Варяги и варяжская Русь. К итогам дискуссии по варяжскому вопросу - Фомин Вячеслав Васильевич. Страница 31

Ломоносов, опровергая мнение Миллера, видевшего в варягах лишь датчан, норвежцев и шведов, доказывал, что так «назывались народы, живущие но берегам Варяжского моря». Эту же мысль он затем проводил в «Кратком Российском летописце» и «Древней Российской истории», го­воря, что «не праведно рассуждает, кто варяжское имя приписывает од­ному народу. Многие сильные доказательства уверяют, что они от разных племен и языков состояли и только одним соединялись обыкновенным тогда по морям разбоем». Миллер во время дискуссии упорно не соглашался с оппонентом: «Итак, неверно, что все племена у Варяжского моря носили название варягов. ...Неверно, что варяги, кроме морских побере­жий, населяли также большую полосу земли к югу и востоку». Но в 1773 г., ознакомившись к этому времени в полной мере с источниками, на которых основывал почти четверть века тому назад свой вывод Ло­моносов, Миллер уже сам убеждал, что по всему Варяжскому морю не было народа, который бы собственно варягами назывался, и что под варягами следует разуметь мореплавателей, воинов, которые «могли состоять из всех северных народов и из каждого состояния людей»179.

С.М.Соловьев ставил в особую заслугу Ломоносову именно то, что он заметил дружинный состав варягов, отрицая, тем самым, этническое содержание термина «варяги». Говоря в ряде случаев, что в летописи под варягами разумеются «все прибалтийские жители, следовательно, и сла­вяне», в целом под ними ученый, вслед за Ломоносовым, понимал не какой-то конкретный народ, а европейские дружины, «составленные из людей, волею или неволею покинувших свое отечество и принужденных искать счастья на морях или в странах чуждых», «сбродную шайку ис­кателей приключений»180. Ломоносов в 1749 г. также сказал, что новго­родцы западные народы «варягами называли», т.е. значительно расши­рил рамки приложения русскими слова «варяги». В связи с чем он впер­вые в науке указал, что в Сказании о призвании варягов летописец выделяет русь из числа других варяжских народов, при этом не смеши­вая ее со скандинавами (эта мысль затем получила весьма широкую под­держку в историографии181). Нельзя не заметить, что даже норманисты А.Л. Шлецер и Ф.Крузе соглашались, что летописец отличал варяжскую русь от шведов. Фатер, видя в варягах норманнов, а в руси - черно­морский народ, подчеркивал: Нестор «сказал весьма ясно, что сии варяги зовутся русью, как другие шведами, англянами: следственно, русь у него отнюдь не шведы»182.

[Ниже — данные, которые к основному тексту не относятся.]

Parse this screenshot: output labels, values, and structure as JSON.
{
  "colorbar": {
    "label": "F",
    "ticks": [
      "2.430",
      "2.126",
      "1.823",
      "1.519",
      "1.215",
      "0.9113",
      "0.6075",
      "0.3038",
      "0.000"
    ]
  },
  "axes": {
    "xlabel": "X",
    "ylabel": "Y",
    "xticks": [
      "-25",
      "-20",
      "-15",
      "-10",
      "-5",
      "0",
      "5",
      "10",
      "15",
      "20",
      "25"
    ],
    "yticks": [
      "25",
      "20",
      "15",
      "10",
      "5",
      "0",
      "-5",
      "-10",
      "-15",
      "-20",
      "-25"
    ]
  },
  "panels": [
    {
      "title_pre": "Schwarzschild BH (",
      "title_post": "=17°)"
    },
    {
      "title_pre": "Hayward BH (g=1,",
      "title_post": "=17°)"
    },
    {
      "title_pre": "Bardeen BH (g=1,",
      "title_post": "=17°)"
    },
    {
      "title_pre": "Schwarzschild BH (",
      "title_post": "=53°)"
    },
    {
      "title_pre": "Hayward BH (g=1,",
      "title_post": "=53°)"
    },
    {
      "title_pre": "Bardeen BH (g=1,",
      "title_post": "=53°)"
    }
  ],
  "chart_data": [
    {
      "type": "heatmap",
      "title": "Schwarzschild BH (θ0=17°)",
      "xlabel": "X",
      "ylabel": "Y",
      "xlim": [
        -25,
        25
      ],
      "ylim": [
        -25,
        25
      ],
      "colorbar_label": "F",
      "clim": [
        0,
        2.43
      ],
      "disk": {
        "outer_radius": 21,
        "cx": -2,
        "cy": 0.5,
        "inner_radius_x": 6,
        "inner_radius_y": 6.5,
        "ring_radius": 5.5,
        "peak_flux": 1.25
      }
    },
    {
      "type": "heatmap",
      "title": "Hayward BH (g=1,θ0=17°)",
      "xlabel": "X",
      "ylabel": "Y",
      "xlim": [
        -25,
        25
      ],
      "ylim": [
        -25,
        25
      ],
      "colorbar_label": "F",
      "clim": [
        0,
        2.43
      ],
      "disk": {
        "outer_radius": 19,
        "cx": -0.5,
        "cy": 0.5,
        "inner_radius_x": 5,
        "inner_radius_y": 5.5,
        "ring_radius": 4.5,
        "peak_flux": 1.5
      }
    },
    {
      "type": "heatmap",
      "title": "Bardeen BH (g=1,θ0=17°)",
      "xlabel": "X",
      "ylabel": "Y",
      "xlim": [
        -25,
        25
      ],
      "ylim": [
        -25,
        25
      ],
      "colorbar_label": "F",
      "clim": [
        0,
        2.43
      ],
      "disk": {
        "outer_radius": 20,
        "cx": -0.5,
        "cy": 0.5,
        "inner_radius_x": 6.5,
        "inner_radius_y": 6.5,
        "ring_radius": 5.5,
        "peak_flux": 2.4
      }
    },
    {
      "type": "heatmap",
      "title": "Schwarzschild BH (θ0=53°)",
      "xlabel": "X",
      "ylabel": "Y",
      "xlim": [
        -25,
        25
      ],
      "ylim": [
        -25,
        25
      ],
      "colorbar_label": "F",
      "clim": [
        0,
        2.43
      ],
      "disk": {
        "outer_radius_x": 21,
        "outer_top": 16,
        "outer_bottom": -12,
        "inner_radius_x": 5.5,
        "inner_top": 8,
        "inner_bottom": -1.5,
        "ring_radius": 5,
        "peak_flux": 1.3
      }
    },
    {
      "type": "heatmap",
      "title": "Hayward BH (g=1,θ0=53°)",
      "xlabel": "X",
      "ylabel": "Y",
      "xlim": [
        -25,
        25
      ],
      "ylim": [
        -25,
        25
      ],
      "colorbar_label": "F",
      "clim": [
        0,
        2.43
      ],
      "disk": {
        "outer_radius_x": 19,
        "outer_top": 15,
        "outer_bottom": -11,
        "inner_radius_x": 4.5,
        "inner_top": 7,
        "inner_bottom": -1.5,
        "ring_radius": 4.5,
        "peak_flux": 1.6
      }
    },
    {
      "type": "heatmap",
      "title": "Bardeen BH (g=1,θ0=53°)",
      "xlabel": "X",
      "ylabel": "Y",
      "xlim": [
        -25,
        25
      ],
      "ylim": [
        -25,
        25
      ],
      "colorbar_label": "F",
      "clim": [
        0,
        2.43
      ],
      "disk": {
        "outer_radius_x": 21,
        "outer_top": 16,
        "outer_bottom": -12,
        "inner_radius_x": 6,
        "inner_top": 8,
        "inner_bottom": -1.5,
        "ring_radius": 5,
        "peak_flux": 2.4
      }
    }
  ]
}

Ломоносов в ходе дискуссии задал Миллеру вопрос, ставящий под сомнение все его выводы: почему он «нигде не указал отца Рюрика, его деда или какого-нибудь скандинава из его предков? Он поступил неразум­но и вообще опустил то, что является самым важным в этом вопросе. Но, конечно, он не может найти в скандинавских памятниках никаких следов того, что он выдвигает». В «Древней Российской истории», говоря о призвании Рюрика, ученый заметил, что если бы он был скандинавом, то «нормандские писатели конечно бы сего знатного случая не пропус­тили в историях для чести своего народа, у которых оный век, когда Ру-рик призван, с довольными обстоятельствами описан». Более точно выразился по этому поводу в 1814 г. немец Г.Эверс. Охарактеризовав отсутствие у скандинавов преданий о Рюрике как «убедительное молча­ние» (так он даже назвал главу своего труда), ученый заключил, что «все­го менее может устоять при таком молчании гипотеза, которая основана на недоразумениях и ложных заключениях...». Н.В.Савельев-Ростисла-вич, также отметив «совершенное молчание» саг о Рюрике и об основа­нии шведами русского государства, справедливо заметил, что они не упускали случая похвастаться «самыми незначительными подвигами, иногда не бывшими»183.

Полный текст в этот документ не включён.